Meist prägt ein einzelnes Instrument den jeweiligen Song, z.B. Streicher, die den pathetischen Textvortrag in „Is It Out Of Your Hands?“ untermalen, oder das Akkordeon in dem gelösten Folksong „Sunspot“, das dem Titel entsprechend den hellsten Fleck darstellt auf dem ansonsten recht düsteren Album, bei dem ein Song mit dem Titel „Immer Vorwärts“ die Absurdität eines zielgerichteten Lebens verlacht – und betont, wie albern doch alles erscheint, wenn man die Vergänglichkeit bedenkt. Die drei Worte „We Are Dust“ scheinen ein treffendes Fazit zu sein – ein weiterer Titel, hinter dem sich eine Musik verbirgt, die entfernt an Changes, mit etwas Fantasie aber auch an Michael Gira erinnert.

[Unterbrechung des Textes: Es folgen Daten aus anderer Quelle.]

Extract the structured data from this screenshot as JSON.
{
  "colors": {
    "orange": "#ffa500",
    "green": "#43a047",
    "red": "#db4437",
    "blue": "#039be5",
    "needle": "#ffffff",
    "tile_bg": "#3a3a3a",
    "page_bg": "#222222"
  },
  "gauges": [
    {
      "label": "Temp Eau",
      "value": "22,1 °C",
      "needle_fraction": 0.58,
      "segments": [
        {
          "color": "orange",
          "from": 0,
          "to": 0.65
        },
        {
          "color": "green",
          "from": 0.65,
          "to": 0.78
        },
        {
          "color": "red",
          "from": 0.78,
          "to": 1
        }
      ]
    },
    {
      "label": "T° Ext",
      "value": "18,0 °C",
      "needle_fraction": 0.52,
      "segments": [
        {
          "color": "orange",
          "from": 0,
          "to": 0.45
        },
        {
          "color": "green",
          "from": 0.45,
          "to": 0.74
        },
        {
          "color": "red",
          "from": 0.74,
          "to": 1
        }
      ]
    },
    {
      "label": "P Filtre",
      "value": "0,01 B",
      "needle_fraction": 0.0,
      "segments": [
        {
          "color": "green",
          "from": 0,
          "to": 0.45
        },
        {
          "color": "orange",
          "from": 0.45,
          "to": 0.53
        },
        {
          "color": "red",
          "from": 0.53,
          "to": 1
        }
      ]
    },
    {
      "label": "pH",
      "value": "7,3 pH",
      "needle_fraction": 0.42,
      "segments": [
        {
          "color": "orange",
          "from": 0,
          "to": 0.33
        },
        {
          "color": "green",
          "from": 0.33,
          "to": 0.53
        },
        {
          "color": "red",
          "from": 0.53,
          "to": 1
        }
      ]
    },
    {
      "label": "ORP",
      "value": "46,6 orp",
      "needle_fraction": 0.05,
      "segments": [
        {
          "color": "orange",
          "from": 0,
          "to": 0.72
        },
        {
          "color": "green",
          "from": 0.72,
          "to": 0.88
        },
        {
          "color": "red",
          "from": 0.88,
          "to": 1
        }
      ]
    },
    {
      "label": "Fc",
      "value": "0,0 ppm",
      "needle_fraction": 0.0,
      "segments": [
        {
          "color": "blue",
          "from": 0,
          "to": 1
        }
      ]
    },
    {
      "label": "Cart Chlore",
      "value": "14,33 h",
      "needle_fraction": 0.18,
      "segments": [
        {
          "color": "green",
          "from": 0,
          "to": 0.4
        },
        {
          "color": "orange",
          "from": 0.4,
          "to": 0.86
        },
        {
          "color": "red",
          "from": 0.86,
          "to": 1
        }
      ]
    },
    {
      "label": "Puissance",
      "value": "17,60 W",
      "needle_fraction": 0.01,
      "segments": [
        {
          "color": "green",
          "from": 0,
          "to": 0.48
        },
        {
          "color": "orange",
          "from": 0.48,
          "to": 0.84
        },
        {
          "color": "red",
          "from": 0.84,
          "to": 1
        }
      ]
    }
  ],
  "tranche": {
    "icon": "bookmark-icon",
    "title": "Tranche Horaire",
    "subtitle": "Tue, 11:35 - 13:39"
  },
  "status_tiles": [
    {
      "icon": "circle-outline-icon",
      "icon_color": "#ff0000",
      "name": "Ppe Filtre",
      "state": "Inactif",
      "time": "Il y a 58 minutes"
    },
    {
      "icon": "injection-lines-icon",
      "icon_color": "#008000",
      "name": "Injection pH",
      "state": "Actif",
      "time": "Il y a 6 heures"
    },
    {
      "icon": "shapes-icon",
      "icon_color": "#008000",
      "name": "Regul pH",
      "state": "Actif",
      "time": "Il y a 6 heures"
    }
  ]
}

Mich hat „The Lone Descent“ angenehm überrascht, aber das ist das subjektive Urteil eines vom klassischen Dark Folk seit langem übersättigten. Andererseits sollte man um den Wandel auch nicht zu viel Wind machen – immer wieder suchen Bands dieser Art ihre Wege aus der Monotonie, die dann meist durch Regionen wie Psychedelic, Americana, Cabaret oder Postpunk führen, ganz angesehen davon, dass das oft beschworene Phänomen Weiterentwicklung ohnehin selbstverständlich sein sollte: Immer vorwärts eben, wie ein Sisyphus, der seinen Stein gerne rollt. Wie könnte nun jemand „The Lone Descent“ beurteilen, der weder die Band noch ihre Geschichte kennt? Vielleicht als ein grundsolides, dunkles Popalbum.